The Limehouse Golem

A rich, layered, horror-inflected confection – one that is far more worthy of your time than the relatively lukewarm reviews that it received on release would have you believe. 

Bill Nighy is really good as the troubled Scotland Yard inspector called upon to be the fall guy in an investigation into a series of Jack the Ripper-style killings. The case is expected to go precisely nowhere, but he’s determined to get in there and try to get the job done anyway. Never once does he do the rote Bill Nighy performance. There’s no beanpole floundering or affable, wispy floppiness. This is stoic, resolute, no bullshit Bill.

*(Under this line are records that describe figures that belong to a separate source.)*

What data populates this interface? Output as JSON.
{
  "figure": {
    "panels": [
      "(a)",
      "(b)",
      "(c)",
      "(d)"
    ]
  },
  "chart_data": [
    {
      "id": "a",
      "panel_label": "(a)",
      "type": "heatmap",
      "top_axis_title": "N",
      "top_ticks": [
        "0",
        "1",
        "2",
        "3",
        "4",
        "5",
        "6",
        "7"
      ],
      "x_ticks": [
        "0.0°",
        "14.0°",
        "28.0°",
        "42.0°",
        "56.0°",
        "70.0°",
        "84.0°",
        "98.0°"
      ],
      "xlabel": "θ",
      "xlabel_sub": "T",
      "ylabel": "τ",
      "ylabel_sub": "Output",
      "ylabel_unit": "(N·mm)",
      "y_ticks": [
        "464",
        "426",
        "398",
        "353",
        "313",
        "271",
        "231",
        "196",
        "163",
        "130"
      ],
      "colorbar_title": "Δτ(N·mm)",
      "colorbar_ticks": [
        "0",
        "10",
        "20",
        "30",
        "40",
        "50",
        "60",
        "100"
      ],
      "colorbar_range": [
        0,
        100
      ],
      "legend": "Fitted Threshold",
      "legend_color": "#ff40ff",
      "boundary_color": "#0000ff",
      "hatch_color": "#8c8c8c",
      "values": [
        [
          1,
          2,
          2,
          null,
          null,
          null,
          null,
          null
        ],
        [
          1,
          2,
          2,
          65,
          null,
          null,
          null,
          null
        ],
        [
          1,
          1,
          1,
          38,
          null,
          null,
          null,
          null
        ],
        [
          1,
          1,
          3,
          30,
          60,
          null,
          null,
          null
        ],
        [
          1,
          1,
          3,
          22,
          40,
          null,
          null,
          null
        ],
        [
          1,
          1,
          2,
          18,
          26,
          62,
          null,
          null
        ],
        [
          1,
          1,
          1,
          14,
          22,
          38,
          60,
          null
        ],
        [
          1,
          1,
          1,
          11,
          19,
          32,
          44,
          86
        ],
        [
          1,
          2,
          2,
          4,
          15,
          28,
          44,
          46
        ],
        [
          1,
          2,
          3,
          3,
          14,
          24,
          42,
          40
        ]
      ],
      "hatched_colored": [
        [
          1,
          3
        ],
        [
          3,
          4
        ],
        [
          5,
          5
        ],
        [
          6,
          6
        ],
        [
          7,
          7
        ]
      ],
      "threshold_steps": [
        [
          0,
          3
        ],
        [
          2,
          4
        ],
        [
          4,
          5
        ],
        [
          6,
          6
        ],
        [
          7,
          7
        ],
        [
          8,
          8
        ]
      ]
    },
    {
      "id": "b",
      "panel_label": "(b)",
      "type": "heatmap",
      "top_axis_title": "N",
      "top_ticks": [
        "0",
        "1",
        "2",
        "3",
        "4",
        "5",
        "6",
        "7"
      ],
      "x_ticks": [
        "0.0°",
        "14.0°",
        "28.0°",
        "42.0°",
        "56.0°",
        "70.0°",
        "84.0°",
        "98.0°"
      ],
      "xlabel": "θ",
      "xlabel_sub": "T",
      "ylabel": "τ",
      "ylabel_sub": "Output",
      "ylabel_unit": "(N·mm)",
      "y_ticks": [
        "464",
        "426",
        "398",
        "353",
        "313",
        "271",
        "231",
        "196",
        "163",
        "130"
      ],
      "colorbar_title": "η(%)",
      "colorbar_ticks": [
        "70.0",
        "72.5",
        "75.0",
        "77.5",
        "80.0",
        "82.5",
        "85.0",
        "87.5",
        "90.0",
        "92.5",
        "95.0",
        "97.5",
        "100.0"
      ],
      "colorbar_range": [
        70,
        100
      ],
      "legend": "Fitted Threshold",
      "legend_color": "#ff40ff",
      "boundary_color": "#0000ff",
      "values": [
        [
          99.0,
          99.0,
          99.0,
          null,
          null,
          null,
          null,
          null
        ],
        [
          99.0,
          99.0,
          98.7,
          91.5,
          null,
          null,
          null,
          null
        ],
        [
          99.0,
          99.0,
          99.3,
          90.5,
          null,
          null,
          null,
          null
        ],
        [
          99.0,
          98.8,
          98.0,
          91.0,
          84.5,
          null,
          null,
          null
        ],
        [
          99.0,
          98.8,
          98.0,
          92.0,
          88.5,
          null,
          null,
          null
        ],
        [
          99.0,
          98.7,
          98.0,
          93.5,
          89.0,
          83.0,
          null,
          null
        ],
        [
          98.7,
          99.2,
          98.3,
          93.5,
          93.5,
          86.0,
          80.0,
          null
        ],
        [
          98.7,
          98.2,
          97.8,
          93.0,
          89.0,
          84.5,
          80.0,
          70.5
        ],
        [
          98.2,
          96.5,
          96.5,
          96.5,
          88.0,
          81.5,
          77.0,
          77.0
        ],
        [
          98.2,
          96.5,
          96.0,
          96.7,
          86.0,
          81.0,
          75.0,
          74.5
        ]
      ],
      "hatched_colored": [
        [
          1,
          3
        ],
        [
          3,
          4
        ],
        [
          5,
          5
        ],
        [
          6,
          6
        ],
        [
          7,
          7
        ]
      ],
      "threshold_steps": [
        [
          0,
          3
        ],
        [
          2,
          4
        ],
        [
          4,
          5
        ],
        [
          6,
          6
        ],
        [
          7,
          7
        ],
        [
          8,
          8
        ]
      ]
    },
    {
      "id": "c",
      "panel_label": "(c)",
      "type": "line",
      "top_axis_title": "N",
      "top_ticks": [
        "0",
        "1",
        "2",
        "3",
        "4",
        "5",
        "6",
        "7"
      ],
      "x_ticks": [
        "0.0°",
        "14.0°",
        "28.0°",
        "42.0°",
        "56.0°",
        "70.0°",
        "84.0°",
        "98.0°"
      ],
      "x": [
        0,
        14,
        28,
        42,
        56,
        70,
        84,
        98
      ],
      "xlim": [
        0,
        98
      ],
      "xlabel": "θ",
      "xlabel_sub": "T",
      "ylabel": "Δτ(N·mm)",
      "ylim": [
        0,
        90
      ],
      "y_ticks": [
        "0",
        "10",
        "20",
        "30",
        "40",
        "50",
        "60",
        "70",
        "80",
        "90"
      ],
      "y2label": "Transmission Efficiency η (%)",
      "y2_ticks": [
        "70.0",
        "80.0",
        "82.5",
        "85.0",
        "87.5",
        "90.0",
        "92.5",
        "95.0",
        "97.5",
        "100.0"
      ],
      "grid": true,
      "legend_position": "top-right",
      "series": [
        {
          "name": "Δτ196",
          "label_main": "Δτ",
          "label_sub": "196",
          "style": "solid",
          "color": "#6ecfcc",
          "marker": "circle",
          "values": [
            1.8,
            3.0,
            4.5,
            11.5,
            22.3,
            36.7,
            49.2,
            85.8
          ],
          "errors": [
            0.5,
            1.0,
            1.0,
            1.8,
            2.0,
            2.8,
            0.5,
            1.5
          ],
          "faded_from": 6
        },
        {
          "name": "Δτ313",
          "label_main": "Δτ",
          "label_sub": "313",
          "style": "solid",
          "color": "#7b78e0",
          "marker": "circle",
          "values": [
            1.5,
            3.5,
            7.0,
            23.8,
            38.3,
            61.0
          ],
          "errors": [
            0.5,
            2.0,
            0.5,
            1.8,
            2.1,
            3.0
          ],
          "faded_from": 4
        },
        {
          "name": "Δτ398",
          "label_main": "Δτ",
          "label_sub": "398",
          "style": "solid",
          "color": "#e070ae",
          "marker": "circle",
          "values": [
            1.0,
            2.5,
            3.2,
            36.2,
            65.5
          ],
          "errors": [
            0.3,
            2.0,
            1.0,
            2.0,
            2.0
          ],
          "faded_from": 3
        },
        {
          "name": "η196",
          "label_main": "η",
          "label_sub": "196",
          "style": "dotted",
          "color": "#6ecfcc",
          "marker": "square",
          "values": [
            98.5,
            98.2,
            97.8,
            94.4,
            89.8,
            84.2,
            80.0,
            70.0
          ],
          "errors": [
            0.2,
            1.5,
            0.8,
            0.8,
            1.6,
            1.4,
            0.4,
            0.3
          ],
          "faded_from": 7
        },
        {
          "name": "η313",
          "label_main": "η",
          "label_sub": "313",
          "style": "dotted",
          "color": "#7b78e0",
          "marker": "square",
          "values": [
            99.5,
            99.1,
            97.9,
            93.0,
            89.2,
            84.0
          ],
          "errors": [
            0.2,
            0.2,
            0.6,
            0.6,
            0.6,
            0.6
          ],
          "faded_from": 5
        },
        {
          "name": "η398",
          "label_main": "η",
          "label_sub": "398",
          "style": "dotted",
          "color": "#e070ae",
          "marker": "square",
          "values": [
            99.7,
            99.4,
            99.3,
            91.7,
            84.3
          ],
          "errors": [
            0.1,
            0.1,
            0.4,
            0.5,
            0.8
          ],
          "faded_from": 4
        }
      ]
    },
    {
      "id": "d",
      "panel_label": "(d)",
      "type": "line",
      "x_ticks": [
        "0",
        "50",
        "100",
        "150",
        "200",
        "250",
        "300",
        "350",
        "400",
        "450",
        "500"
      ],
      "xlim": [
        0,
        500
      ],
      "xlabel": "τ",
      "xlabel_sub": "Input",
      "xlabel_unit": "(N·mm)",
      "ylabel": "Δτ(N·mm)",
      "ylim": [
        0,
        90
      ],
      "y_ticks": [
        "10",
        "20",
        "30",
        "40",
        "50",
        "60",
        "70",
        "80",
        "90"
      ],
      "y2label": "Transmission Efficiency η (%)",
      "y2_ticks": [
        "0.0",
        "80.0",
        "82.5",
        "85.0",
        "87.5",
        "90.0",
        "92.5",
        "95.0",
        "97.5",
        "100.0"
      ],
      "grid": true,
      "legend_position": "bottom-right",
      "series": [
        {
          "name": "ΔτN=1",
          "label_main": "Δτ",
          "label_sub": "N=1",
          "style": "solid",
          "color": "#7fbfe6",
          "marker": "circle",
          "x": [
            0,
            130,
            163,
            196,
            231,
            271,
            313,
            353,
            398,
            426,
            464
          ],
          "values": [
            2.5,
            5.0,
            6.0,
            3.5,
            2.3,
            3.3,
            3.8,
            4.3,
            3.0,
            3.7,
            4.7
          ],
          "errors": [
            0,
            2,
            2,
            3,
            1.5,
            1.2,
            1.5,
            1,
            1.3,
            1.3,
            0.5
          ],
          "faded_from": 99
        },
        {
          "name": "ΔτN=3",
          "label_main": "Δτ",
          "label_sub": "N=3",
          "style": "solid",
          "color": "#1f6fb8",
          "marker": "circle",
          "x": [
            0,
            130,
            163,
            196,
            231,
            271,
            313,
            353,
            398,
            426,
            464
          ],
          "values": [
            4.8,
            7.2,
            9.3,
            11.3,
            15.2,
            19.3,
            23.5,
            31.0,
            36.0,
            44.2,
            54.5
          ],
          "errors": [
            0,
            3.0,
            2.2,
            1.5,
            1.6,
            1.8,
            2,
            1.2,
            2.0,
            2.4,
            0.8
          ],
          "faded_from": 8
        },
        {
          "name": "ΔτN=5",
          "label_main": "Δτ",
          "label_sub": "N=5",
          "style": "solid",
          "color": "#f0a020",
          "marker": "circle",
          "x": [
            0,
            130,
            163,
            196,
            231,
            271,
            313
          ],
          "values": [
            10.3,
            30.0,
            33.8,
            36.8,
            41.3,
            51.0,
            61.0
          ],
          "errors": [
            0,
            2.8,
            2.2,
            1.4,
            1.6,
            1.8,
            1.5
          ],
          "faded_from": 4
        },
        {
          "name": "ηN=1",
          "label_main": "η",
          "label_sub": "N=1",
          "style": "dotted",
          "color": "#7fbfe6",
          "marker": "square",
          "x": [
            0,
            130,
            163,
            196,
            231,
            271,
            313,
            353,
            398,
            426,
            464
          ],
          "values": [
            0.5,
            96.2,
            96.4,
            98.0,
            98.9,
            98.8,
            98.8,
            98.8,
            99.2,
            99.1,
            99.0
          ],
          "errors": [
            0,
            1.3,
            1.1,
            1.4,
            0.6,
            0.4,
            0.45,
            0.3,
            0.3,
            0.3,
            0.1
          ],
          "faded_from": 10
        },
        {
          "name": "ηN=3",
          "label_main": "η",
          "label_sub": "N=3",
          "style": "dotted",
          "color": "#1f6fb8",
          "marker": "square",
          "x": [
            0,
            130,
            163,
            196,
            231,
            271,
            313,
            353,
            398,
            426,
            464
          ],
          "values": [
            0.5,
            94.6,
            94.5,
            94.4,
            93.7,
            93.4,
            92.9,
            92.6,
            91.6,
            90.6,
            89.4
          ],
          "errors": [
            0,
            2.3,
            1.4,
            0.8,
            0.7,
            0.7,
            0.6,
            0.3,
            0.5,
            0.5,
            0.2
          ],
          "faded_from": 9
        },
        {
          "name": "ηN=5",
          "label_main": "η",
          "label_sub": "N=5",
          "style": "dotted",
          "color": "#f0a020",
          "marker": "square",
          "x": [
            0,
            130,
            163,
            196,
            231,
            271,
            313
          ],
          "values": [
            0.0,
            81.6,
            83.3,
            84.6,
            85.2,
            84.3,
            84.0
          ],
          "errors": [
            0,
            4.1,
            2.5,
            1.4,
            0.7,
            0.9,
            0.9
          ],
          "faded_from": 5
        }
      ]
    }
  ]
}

Olivia Cooke is, apparently, amazing in everything. This is a woman who can act. Douglas Booth – apparently so dull and ineffectual to me before – is an absolute revelation as a music hall star. Even Daniel Mays is welcome in this cast. Maybe getting great performances out of everyone is a skill of director Juan Carlos Medina? Regardless, on the evidence of The Limehouse Golem (only his second feature film) alone he should be in higher demand than he is.

Digging deeper

What’s particularly satisfying about the film is that it stands up to further dissection and analysis. On the surface it’s very stylish, and the erratic chronology and almost Rashomon-style playing with perspectives certainly gives The Limehouse Golem a facade of cleverness. It’s definitely an entertaining ride being pulled in one direction and then another, trying to second guess what’s coming next.

But dig around below the surface in the themes it explores, and it has a lot to say about the female experience, as well society’s role in the making of its own misery through wilful blindness, misogyny, selfishness and scandalising. The focus on the cultural lifeblood of the music hall also feeds directly into the story itself – from the ground up – it’s not just some visually-fertile-but-clichéd thematic shorthand. Even the golem metaphor, though open to greater interpretation, is far more intrinsic to the story than just a cool-sounding name.

That’s the film in a nutshell – not just a bunch of stuff you’ve seen before in every other dark Victorian London-set mystery tale. You do get that, but you get a bit more as well.